Gini Orange was raised in the Roanoke area, played saxophone in the marching band at Lord Botetourt High School and was involved in her church youth group. She attended Virginia Tech and graduated in 2001 with a degree in marketing. She then moved to the Washington area and, after a couple of unfulfilling sales jobs, landed at the Futures Industry Association in 2003.

"Gini Orange was a delightful person," said John M. Damgard, the association's president. "Her whole life was her job and her church. She was such a kind, fine person. And her behavior was so innocent, it was almost childlike. Everybody in this organization was just devoted to Gini."

Her friends said she prayed constantly, whether seeking answers or giving thanks for a round of appetizers being delivered to a table. Joanna Eccles of McLean said Orange clowned around when trying to lift her spirits and gave her money when Eccles was leaving for a spiritual mission.
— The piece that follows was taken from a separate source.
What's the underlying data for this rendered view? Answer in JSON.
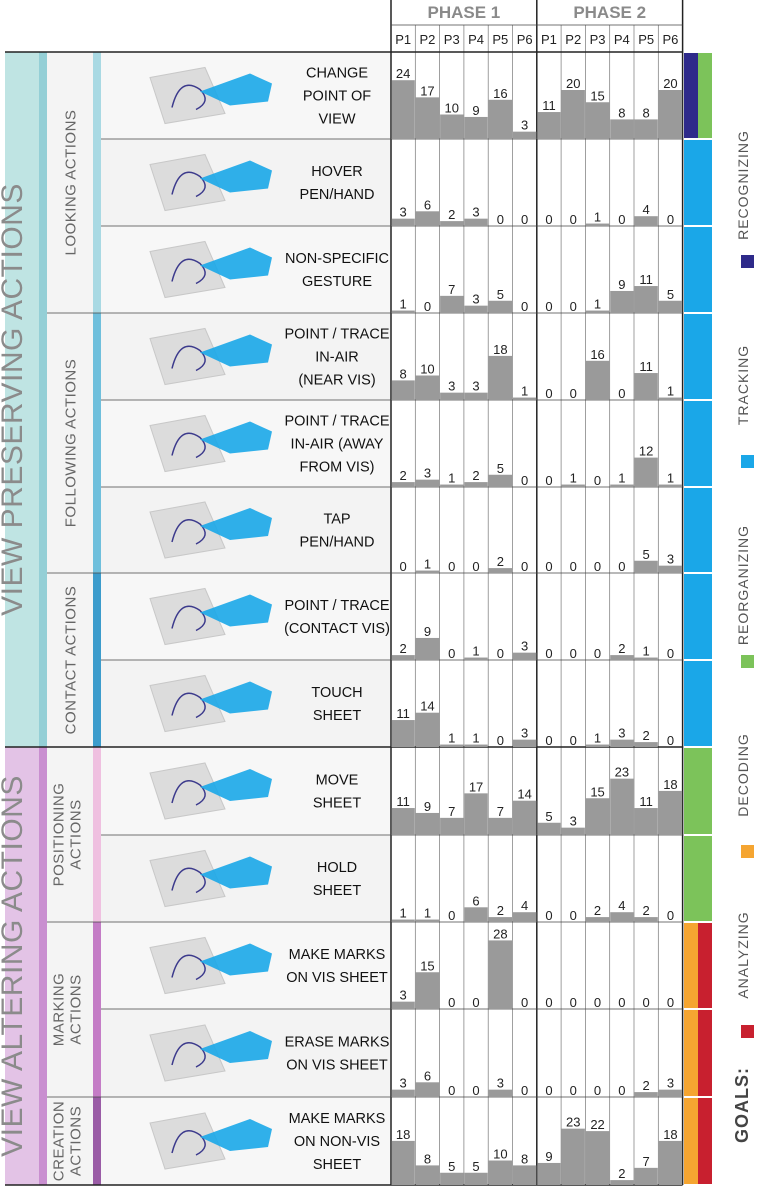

She said Orange was known for her love of Diet Coke and high heels.

"She was gorgeous," said another friend from McLean Bible, Heather Coleman, "but she wasn't the girl that walked around like she was gorgeous. She walked around like she loved God. She was humble about everything in her life."

Court records show that Lawlor was arrested in November 1998 for breaking into a Great Falls home and abducting a former girlfriend. He pleaded guilty and was sentenced to six years in prison.

Lawlor was released in 2004 but was sent back to jail twice for short stints for violating his probation, including arrests for drunken driving and admissions that he was using cocaine. His most recent jail stay was in the summer of 2007, court records show.

Management for the Prestwick Apartments declined to comment yesterday on why Lawlor was hired to work there.